And they encouraged a strict realism and caution. “In the preparatory stages, all childish dreams must be thrown away without pity, all those dreams of cloak-and-dagger, those dreams of conspiracy and guerrilla war. Until new orders were issued, there would be no arms in the Movement, not even a single hunter’s gun. And there would be no talk of arms.”92

They called themselves “The Volunteers of Liberty” and set up a central committee to organize their movement. Lusseyran was given charge of recruiting, and was to use his keen sense of falsehood and character to screen candidates. “That was my job, my specialty. They claimed I had ‘the sense of human beings.’ In my first encounters I had made no mistakes. Besides, I would hear more acutely and pay better attention. People would not easily deceive me. I should not forget names or places, addresses or telephone numbers. Every week I would report on the outlook without resorting to scraps of paper or lists. Everything written down, even in code, was a risk that none of us had the right to run.”93

When a new candidate (perhaps a classmate) was identified, one of the original fifty-two would watch that person for days or weeks. If that candidate was thought trustworthy, they would send him to “the blind man.” Lusseyran didn’t say his name, and they didn’t ask. “The rules were strict. I was never to receive individuals whose coming had not been announced. And I was not to receive them unless they arrived within five minutes of the appointed hour. If their coming did not meet these conditions, and if I was unable to send them away—a difficulty which was very likely to arise—I would ask them in, but, pretending there had been a misunderstanding, we would talk of nothing that mattered.”94

When interviewing candidates he did not have a simple routine or plan. Nor did he go straight to the matter at hand, but went through a series of seemingly unrelated preliminary conversations, putting the burden of conversation on the candidate. The candidate had to fill the silences. In this way, he learned more about their character and their psychology than he would have by running them through a rote interview.95 Each week he would summarize his decisions for the central committee; who was admitted unconditionally, who was “on probation” (under surveillance) and so on.96 In less than a year, he screened six hundred people. Lusseyran was very good at what he did. (He would make only one mistake, but that one would prove very costly.)

At the same time as they recruited and enlarged the movement, they created an underground newspaper to spread the truth about the war to the French people. “Never forget that in those days in the middle of 1941, most of our compatriots, and almost the whole of Europe, had lost hope.

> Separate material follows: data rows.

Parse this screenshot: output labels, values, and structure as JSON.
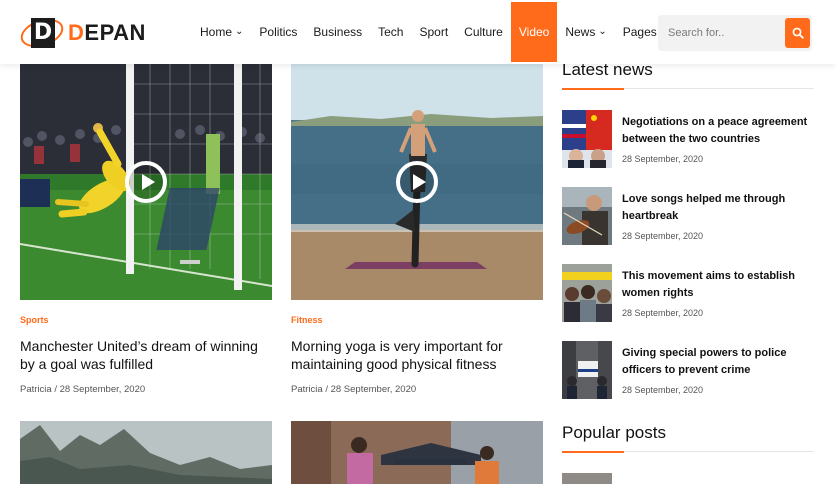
{
  "brand": {
    "logo_letter": "D",
    "first_letter": "D",
    "rest": "EPAN"
  },
  "nav": [
    {
      "label": "Home",
      "dropdown": true,
      "active": false
    },
    {
      "label": "Politics",
      "dropdown": false,
      "active": false
    },
    {
      "label": "Business",
      "dropdown": false,
      "active": false
    },
    {
      "label": "Tech",
      "dropdown": false,
      "active": false
    },
    {
      "label": "Sport",
      "dropdown": false,
      "active": false
    },
    {
      "label": "Culture",
      "dropdown": false,
      "active": false
    },
    {
      "label": "Video",
      "dropdown": false,
      "active": true
    },
    {
      "label": "News",
      "dropdown": true,
      "active": false
    },
    {
      "label": "Pages",
      "dropdown": true,
      "active": false
    }
  ],
  "search": {
    "placeholder": "Search for..",
    "icon": "search-icon"
  },
  "posts": [
    {
      "category": "Sports",
      "title": "Manchester United’s dream of winning by a goal was fulfilled",
      "meta": "Patricia / 28 September, 2020",
      "has_play": true
    },
    {
      "category": "Fitness",
      "title": "Morning yoga is very important for maintaining good physical fitness",
      "meta": "Patricia / 28 September, 2020",
      "has_play": true
    }
  ],
  "latest": {
    "heading": "Latest news",
    "items": [
      {
        "title": "Negotiations on a peace agreement between the two countries",
        "date": "28 September, 2020"
      },
      {
        "title": "Love songs helped me through heartbreak",
        "date": "28 September, 2020"
      },
      {
        "title": "This movement aims to establish women rights",
        "date": "28 September, 2020"
      },
      {
        "title": "Giving special powers to police officers to prevent crime",
        "date": "28 September, 2020"
      }
    ]
  },
  "popular": {
    "heading": "Popular posts"
  },
  "colors": {
    "accent": "#ff6b1a",
    "text": "#111111"
  }
}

The defeat of the Nazis seemed improbable at the least, or postponed to an indefinite future. It was our duty to declare, to cry out our faith in the victory of the Allies. News was needed, surely, but courage even more, and clarity. We were resolved to hide nothing. For here was the monster to be fought: defeatism, and with it that other monster, apathy.”97

Even putting out their news bulletin was an enormous risk and a huge logistical challenge. The sale of blank paper was controlled by the state, so in order to get enough for their bulletin they had to steal it. And the mimeograph machine they used for printing was terribly loud. They convinced a psychiatrist to give them access to a padded cell in a psychiatric institution, where the printing noise could not be overheard.98

Recruitment was difficult, especially among people who were older than they. “The evidence stared us in the face. The men over thirty round us were afraid: for their wives and their children—these were real reasons; but also for their possessions, their position, and that is what made us angry; above all for their lives, which they clung to much more than we did to ours. We were less frightened than they were. The years ahead would prove the point. Four-fifths of the Resistance in France was the work of men less than thirty years old.”99 Though he may be right about age, Lusseyran here is ignoring the contribution of women to the anti-fascist resistance, which was detailed (among other places) in Ingrid Strobl’s fantastic book Partisanas: Women in the Armed Resistance to Fascism and German Occupation (1936–1945). The work of the large number of women in the resistance was absolutely essential.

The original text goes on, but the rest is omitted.